Just seven of 50 companies surveyed in 12 nations were rated as following the best practices of ensuring their technology would not be used in these systems. The survey, called “Don’t Be Evil?” was conducted by PAX, a Dutch advocacy group.
“Don’t Be Evil” was once the official motto of Google, where thousands of workers signed an open letter in April 2018 calling on the company to cancel its involvement with Project Maven, a Pentagon-funded initiative aimed at harnessing artificial intelligence (AI) for the interpretation of video images that would potentially enable lethal attacks by autonomous weapons systems. Google’s management chose not to renew the contract when it came up for renewal in June of that year, promising that the company would not help develop AI for “weapons or other technologies whose principal purpose or implementation is to cause or directly facilitate injury to people.”

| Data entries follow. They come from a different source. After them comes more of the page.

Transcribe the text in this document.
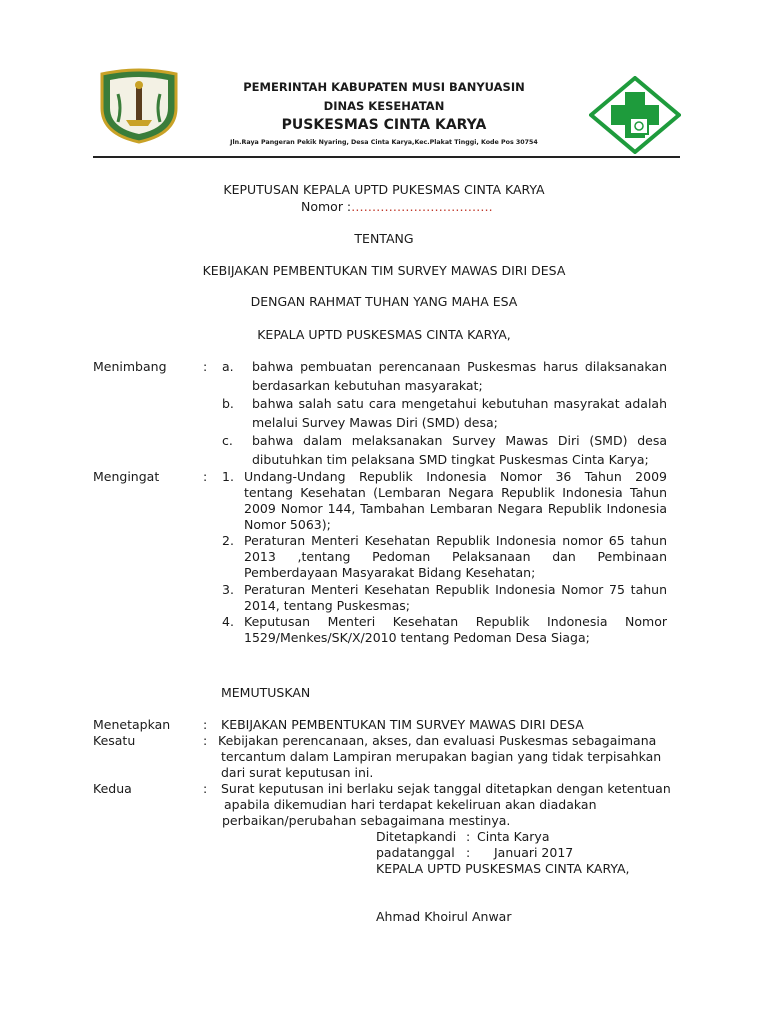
PEMERINTAH KABUPATEN MUSI BANYUASIN
DINAS KESEHATAN
PUSKESMAS CINTA KARYA
Jln.Raya Pangeran Pekik Nyaring, Desa Cinta Karya,Kec.Plakat Tinggi, Kode Pos 30754
KEPUTUSAN KEPALA UPTD PUKESMAS CINTA KARYA
Nomor :…………………………….
TENTANG
KEBIJAKAN PEMBENTUKAN TIM SURVEY MAWAS DIRI DESA
DENGAN RAHMAT TUHAN YANG MAHA ESA
KEPALA UPTD PUSKESMAS CINTA KARYA,
Menimbang	: a. bahwa pembuatan perencanaan Puskesmas harus dilaksanakan
berdasarkan kebutuhan masyarakat;
b. bahwa salah satu cara mengetahui kebutuhan masyrakat adalah
melalui Survey Mawas Diri (SMD) desa;
c. bahwa dalam melaksanakan Survey Mawas Diri (SMD) desa
dibutuhkan tim pelaksana SMD tingkat Puskesmas Cinta Karya;
Mengingat	: 1. Undang-Undang Republik Indonesia Nomor 36 Tahun 2009
tentang Kesehatan (Lembaran Negara Republik Indonesia Tahun
2009 Nomor 144, Tambahan Lembaran Negara Republik Indonesia
Nomor 5063);
2. Peraturan Menteri Kesehatan Republik Indonesia nomor 65 tahun
2013 ,tentang Pedoman Pelaksanaan dan Pembinaan
Pemberdayaan Masyarakat Bidang Kesehatan;
3. Peraturan Menteri Kesehatan Republik Indonesia Nomor 75 tahun
2014, tentang Puskesmas;
4. Keputusan Menteri Kesehatan Republik Indonesia Nomor
1529/Menkes/SK/X/2010 tentang Pedoman Desa Siaga;
MEMUTUSKAN
Menetapkan	: KEBIJAKAN PEMBENTUKAN TIM SURVEY MAWAS DIRI DESA
Kesatu	: Kebijakan perencanaan, akses, dan evaluasi Puskesmas sebagaimana
tercantum dalam Lampiran merupakan bagian yang tidak terpisahkan
dari surat keputusan ini.
Kedua	: Surat keputusan ini berlaku sejak tanggal ditetapkan dengan ketentuan
apabila dikemudian hari terdapat kekeliruan akan diadakan
perbaikan/perubahan sebagaimana mestinya.
Ditetapkandi : Cinta Karya
padatanggal : Januari 2017
KEPALA UPTD PUSKESMAS CINTA KARYA,
Ahmad Khoirul Anwar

The PAX survey queried major firms known to be developing technologies relevant to autonomous weaponry, such as AI software and systems integration, pattern recognition, aerial drones and swarming, and ground robotics. The list included many household names (Amazon, Google, IBM, and Microsoft) as well as less-known firms involved in specific facets of tech development (Anduril, Clarifai, and Palantir). The companies were asked to describe their policies on development of these weapons systems on a questionnaire submitted by PAX; some responded, some declined.
Using survey responses and open-source literature, PAX analysts placed the companies into one of three categories: Best Practices (firms that explained their policies for preventing the use of their technology in developing lethal autonomous weapons systems); Medium Concern (firms known to be working on military applications of their technologies that refused to answer the survey or did answer the survey and claimed their military work did not encompass these systems); and High Concern (firms working on military applications of relevant technologies that refused to answer the survey).
Only seven companies, including Google and General Robotics, were rated as Best Practices; another 22, including Apple, Facebook, and IBM, were placed in the Medium Concern category; and 21, including Amazon, Intel, and Microsoft, were rated in the High Concern column.
With no international agreement in place to constrain the development and deployment of lethal autonomous weapons systems, a greater burden falls on executives of the major tech firms to establish and enforce ethical principles on the military applications of their products. Although officials at some tech firms, such as Google, have expressed reservations about working for the military on projects related to these systems, their colleagues at other companies have professed a willingness to work for the Defense Department or the militaries of other countries on such devices. This lack of consistency could lead to an unregulated environment in which the introduction of these systems proceeds apace. By publishing its survey, PAX hopes to encourage greater transparency and self-restraint on the part of key tech firms.
“Companies working on these technologies…need to have policies that make clear how and when they draw the line regarding the military application of their technology,” said the PAX report.